If companies like SpaceX and Blue Origin were to venture into space today with crewed missions, the final product wouldn’t look anything like Edgewater or Stellar Bay. Musk and Bezos wouldn’t be sending a very large workforce. It’ll be some time before we have people working in mines and canneries on Mars. The cost, risk, and coordination it takes to send and support someone in space are astronomical. Only the most qualified and essential people are heading into the great unknown for the foreseeable future. “Right now on the ISS, the most valuable commodity is an astronaut’s time, you only want them to work on the things they have to,” Foust says. “That’ll be true a far way into the future. People are going to be a scarce commodity in space, you’re not going to use them for mundane labor.”
Unionization isn’t just a tool for mundane labor, though. In 1973, three members of NASA’s final Skylab mission went on strike to protest the 16-hour workdays they had for more than two months straight. It eventually led to more free time for space travelers. They may not be doing the same tasks as the auto loader operators who are striking in Stellar Bay within The Outer Worlds, but the disparity in their work illustrates the idea that unionization is the only way astronauts and auto loaders will have a say in how their space missions operate.
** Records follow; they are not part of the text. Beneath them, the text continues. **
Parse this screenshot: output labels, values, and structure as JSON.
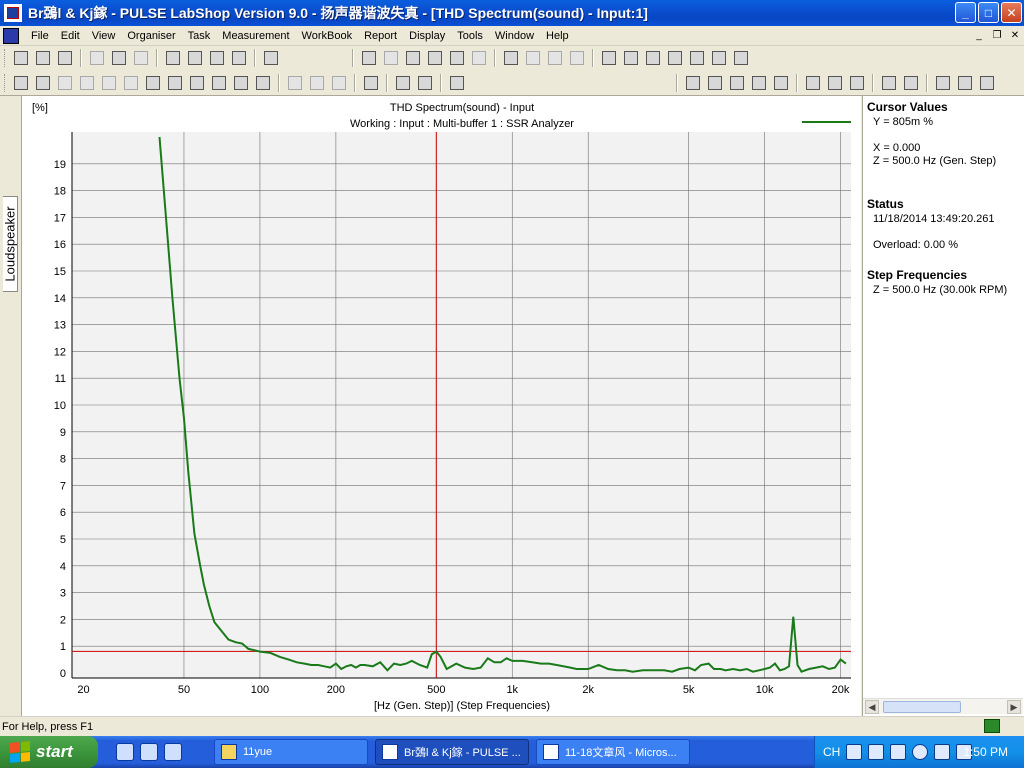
{
  "window": {
    "title": "Br鵶l & Kj鎵 - PULSE LabShop Version 9.0 - 扬声器谐波失真 - [THD Spectrum(sound) - Input:1]"
  },
  "menu": [
    "File",
    "Edit",
    "View",
    "Organiser",
    "Task",
    "Measurement",
    "WorkBook",
    "Report",
    "Display",
    "Tools",
    "Window",
    "Help"
  ],
  "left_tab": {
    "label": "Loudspeaker"
  },
  "chart_data": {
    "type": "line",
    "title": "THD Spectrum(sound) - Input",
    "subtitle": "Working : Input : Multi-buffer 1 : SSR Analyzer",
    "ylabel": "[%]",
    "xlabel": "[Hz (Gen. Step)] (Step Frequencies)",
    "xscale": "log",
    "xlim": [
      18,
      22000
    ],
    "ylim": [
      0,
      20
    ],
    "xticks": [
      {
        "value": 20,
        "label": "20"
      },
      {
        "value": 50,
        "label": "50"
      },
      {
        "value": 100,
        "label": "100"
      },
      {
        "value": 200,
        "label": "200"
      },
      {
        "value": 500,
        "label": "500"
      },
      {
        "value": 1000,
        "label": "1k"
      },
      {
        "value": 2000,
        "label": "2k"
      },
      {
        "value": 5000,
        "label": "5k"
      },
      {
        "value": 10000,
        "label": "10k"
      },
      {
        "value": 20000,
        "label": "20k"
      }
    ],
    "yticks": [
      0,
      1,
      2,
      3,
      4,
      5,
      6,
      7,
      8,
      9,
      10,
      11,
      12,
      13,
      14,
      15,
      16,
      17,
      18,
      19
    ],
    "grid": true,
    "line_color": "#1a7a1a",
    "cursor_color": "#cc0000",
    "cursor": {
      "x": 500,
      "y": 0.805
    },
    "series": [
      {
        "x": [
          40,
          42,
          45,
          48,
          50,
          52,
          55,
          58,
          60,
          63,
          66,
          70,
          75,
          80,
          85,
          90,
          95,
          100,
          110,
          120,
          130,
          140,
          150,
          160,
          170,
          180,
          190,
          200,
          210,
          220,
          230,
          240,
          250,
          260,
          280,
          300,
          320,
          340,
          360,
          380,
          400,
          430,
          460,
          480,
          500,
          520,
          550,
          600,
          650,
          700,
          750,
          800,
          850,
          900,
          950,
          1000,
          1100,
          1200,
          1300,
          1400,
          1500,
          1700,
          1800,
          2000,
          2200,
          2400,
          2600,
          2800,
          3000,
          3300,
          3600,
          4000,
          4300,
          4600,
          5000,
          5300,
          5600,
          6000,
          6300,
          6700,
          7000,
          7500,
          8000,
          8500,
          9000,
          9500,
          10000,
          10500,
          11000,
          11500,
          12000,
          12500,
          13000,
          13500,
          14000,
          15000,
          16000,
          17000,
          18000,
          19000,
          20000,
          21000
        ],
        "y": [
          20,
          17.5,
          14,
          11,
          9.5,
          7.5,
          5.2,
          4,
          3.3,
          2.5,
          1.9,
          1.6,
          1.25,
          1.15,
          1.1,
          0.9,
          0.85,
          0.8,
          0.75,
          0.6,
          0.5,
          0.4,
          0.35,
          0.3,
          0.3,
          0.25,
          0.2,
          0.35,
          0.15,
          0.25,
          0.3,
          0.2,
          0.3,
          0.3,
          0.25,
          0.4,
          0.1,
          0.35,
          0.3,
          0.35,
          0.45,
          0.3,
          0.2,
          0.7,
          0.8,
          0.6,
          0.15,
          0.35,
          0.2,
          0.15,
          0.2,
          0.55,
          0.4,
          0.4,
          0.55,
          0.45,
          0.45,
          0.4,
          0.35,
          0.35,
          0.3,
          0.2,
          0.15,
          0.15,
          0.3,
          0.15,
          0.1,
          0.1,
          0.05,
          0.1,
          0.1,
          0.1,
          0.05,
          0.15,
          0.2,
          0.1,
          0.3,
          0.35,
          0.15,
          0.15,
          0.1,
          0.15,
          0.1,
          0.15,
          0.05,
          0.1,
          0.15,
          0.2,
          0.35,
          0.1,
          0.15,
          0.25,
          2.1,
          0.3,
          0.05,
          0.15,
          0.2,
          0.25,
          0.15,
          0.2,
          0.5,
          0.35
        ]
      }
    ]
  },
  "panel": {
    "cursor_title": "Cursor Values",
    "cursor_y": "Y = 805m %",
    "cursor_x": "X = 0.000",
    "cursor_z": "Z = 500.0 Hz (Gen. Step)",
    "status_title": "Status",
    "status_time": "11/18/2014  13:49:20.261",
    "overload": "Overload:   0.00 %",
    "step_title": "Step Frequencies",
    "step_z": "Z = 500.0 Hz (30.00k RPM)"
  },
  "statusbar": {
    "text": "For Help, press F1"
  },
  "taskbar": {
    "start": "start",
    "tasks": [
      {
        "label": "11yue"
      },
      {
        "label": "Br鵶l & Kj鎵 - PULSE ..."
      },
      {
        "label": "11-18文章风 - Micros..."
      }
    ],
    "lang": "CH",
    "clock": "1:50 PM"
  }
}
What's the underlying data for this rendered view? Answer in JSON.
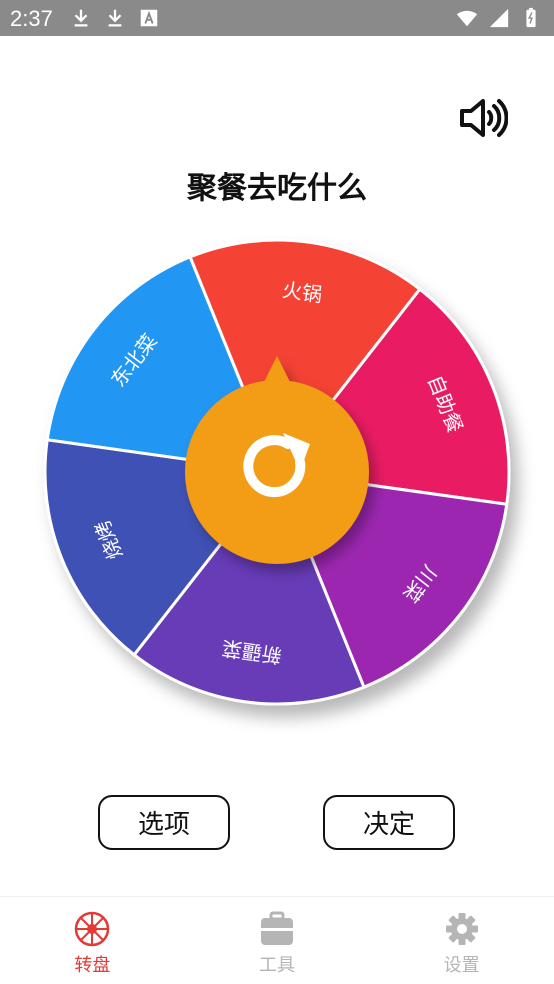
{
  "status_bar": {
    "time": "2:37",
    "icons": [
      "download-icon",
      "download-icon",
      "text-a-icon",
      "wifi-icon",
      "signal-icon",
      "battery-icon"
    ]
  },
  "page": {
    "title": "聚餐去吃什么"
  },
  "wheel": {
    "segments": [
      {
        "label": "火锅",
        "color": "#F44336"
      },
      {
        "label": "自助餐",
        "color": "#E91E63"
      },
      {
        "label": "川菜",
        "color": "#9C27B0"
      },
      {
        "label": "新疆菜",
        "color": "#673AB7"
      },
      {
        "label": "烧烤",
        "color": "#3F51B5"
      },
      {
        "label": "东北菜",
        "color": "#2196F3"
      }
    ],
    "center_color": "#F39C12",
    "center_icon": "refresh-icon"
  },
  "buttons": {
    "options_label": "选项",
    "decide_label": "决定"
  },
  "bottom_nav": {
    "items": [
      {
        "label": "转盘",
        "icon": "wheel-icon",
        "active": true
      },
      {
        "label": "工具",
        "icon": "toolbox-icon",
        "active": false
      },
      {
        "label": "设置",
        "icon": "gear-icon",
        "active": false
      }
    ],
    "active_color": "#E53935",
    "inactive_color": "#B5B5B5"
  }
}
Workers organizing, one of the biggest themes in The Outer Worlds, is one of the key ways to make sure our colonies don’t end up like Edgewater. The current mindsets of major companies like Amazon, Tesla, and Google, alongside a general anti-union mentality in the United States, make organizing seem like an impossibility.
We could be centuries away from having colonies like Edgewater, though. (The scientific makeup of The Outer Worlds is different from our world, so space travel was discovered faster.) The men and women who do venture out on these first missions into deep space may be making a one-way trip — and, according to Elon Musk, they will likely die. “It’s difficult to say, we’re talking about a scenario that’s so far in the future even if the companies stick along their path,” Pearlman says. “The initial people who fly on these rockets are going to be people who pay to go or volunteers to go. It’ll be more of the settler case like paying for passage by train or wagon to the West.”
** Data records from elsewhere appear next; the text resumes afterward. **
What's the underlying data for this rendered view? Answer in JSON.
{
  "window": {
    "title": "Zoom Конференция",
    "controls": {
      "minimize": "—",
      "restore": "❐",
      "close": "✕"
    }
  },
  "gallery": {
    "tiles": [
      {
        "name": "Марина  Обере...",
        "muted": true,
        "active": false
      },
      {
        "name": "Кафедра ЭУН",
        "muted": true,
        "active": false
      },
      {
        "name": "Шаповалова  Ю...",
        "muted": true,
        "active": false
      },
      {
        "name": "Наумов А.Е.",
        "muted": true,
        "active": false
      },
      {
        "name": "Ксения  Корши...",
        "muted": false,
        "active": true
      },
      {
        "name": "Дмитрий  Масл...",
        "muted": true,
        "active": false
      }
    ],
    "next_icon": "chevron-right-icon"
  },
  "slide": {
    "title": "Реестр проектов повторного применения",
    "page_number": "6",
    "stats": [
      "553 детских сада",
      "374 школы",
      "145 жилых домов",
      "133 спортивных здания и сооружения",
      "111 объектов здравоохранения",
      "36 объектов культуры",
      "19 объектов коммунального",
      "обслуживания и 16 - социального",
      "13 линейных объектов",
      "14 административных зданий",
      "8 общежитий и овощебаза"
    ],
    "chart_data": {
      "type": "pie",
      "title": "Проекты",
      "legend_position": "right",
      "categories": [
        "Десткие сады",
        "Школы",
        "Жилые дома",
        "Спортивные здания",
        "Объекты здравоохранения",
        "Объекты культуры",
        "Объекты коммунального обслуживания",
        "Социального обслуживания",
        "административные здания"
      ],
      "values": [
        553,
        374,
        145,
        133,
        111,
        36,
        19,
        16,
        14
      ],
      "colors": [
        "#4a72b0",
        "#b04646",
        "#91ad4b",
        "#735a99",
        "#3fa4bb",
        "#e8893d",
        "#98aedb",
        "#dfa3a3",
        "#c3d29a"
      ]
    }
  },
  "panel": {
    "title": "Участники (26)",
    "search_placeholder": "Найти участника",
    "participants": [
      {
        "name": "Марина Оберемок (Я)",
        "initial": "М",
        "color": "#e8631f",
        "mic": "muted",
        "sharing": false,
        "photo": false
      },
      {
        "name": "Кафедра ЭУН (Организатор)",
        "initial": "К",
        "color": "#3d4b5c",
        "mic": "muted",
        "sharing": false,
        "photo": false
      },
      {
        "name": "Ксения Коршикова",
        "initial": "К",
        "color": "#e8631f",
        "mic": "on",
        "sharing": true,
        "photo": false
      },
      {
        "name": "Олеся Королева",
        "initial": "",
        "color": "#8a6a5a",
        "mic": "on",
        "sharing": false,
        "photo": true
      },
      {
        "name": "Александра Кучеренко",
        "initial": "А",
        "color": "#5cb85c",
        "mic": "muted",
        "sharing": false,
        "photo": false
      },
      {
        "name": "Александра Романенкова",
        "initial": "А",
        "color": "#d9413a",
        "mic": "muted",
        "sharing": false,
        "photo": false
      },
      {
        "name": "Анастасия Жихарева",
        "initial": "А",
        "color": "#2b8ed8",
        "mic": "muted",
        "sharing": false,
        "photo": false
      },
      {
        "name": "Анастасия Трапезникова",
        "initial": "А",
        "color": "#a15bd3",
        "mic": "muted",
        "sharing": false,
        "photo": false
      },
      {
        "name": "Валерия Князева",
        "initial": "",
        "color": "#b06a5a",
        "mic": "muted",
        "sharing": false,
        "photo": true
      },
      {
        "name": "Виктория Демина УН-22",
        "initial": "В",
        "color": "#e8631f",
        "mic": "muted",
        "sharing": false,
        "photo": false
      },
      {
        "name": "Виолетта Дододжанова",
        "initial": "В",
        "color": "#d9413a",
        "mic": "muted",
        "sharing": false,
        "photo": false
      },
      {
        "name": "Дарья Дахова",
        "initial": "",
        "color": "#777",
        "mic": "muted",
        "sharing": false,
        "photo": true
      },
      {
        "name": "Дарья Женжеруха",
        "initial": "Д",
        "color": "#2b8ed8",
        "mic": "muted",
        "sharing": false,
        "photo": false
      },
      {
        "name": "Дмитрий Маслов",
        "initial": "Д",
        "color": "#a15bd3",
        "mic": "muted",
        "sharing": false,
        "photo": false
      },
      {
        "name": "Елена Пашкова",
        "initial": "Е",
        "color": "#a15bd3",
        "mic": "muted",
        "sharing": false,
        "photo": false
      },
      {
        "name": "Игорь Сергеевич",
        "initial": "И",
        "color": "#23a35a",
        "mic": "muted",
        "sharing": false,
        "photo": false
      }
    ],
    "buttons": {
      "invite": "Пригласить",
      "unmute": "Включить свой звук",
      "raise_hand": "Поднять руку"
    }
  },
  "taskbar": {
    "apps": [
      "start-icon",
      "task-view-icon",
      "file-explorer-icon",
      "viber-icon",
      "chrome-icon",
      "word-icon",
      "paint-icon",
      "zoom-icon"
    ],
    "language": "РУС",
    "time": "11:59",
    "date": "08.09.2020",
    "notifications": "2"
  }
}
That’s not too different from the interstellar settlers in The Outer Worlds. Many of the inhabitants of Edgewater, Stellar Bay, or the Groundbreaker ship, on top of being under extreme stress due to the alien environment they’re in, are isolated from the homes they left. And much like the Gold Rush in the 1850s, the early days are even more dangerous and exploitative than later on when more people migrate.
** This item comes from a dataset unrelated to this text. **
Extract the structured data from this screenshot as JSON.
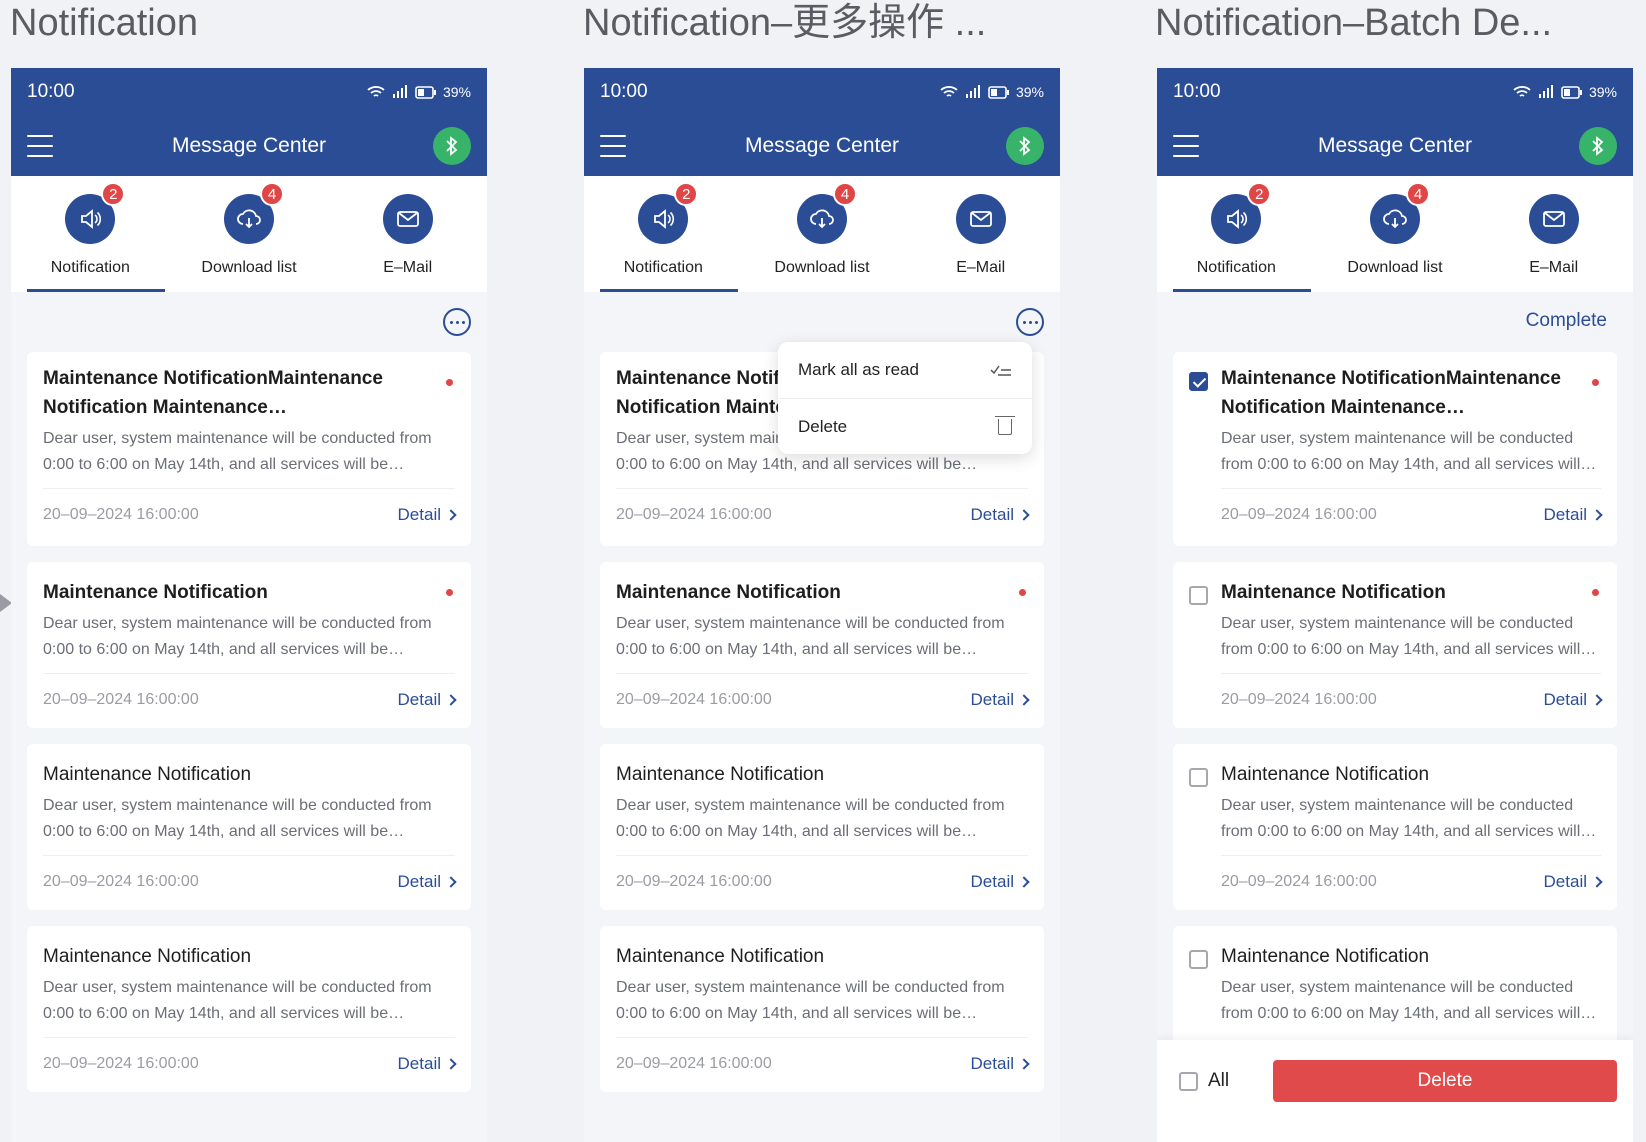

A Moonbase, a colony on Mars, and settlements on other life-supporting planets are far away enough that no one is comfortable making an actual prediction. But games like The Outer Worlds help us explore and put things into perspective ahead of time. Star Trek’s prime directive, the guiding principle that no Starfleet member should interfere with the natural development of alien civilizations, has helped inspire some space conservation. These conversations about labor, space, and the future could help us avoid these problems once we get there.
“While it is a game, if treated with an attempt to be realistic, they have tried to present a vision of our future that would fit with what we know today,” Pearlman says. “They help us explore these questions so we can be more ready when they’re needed.”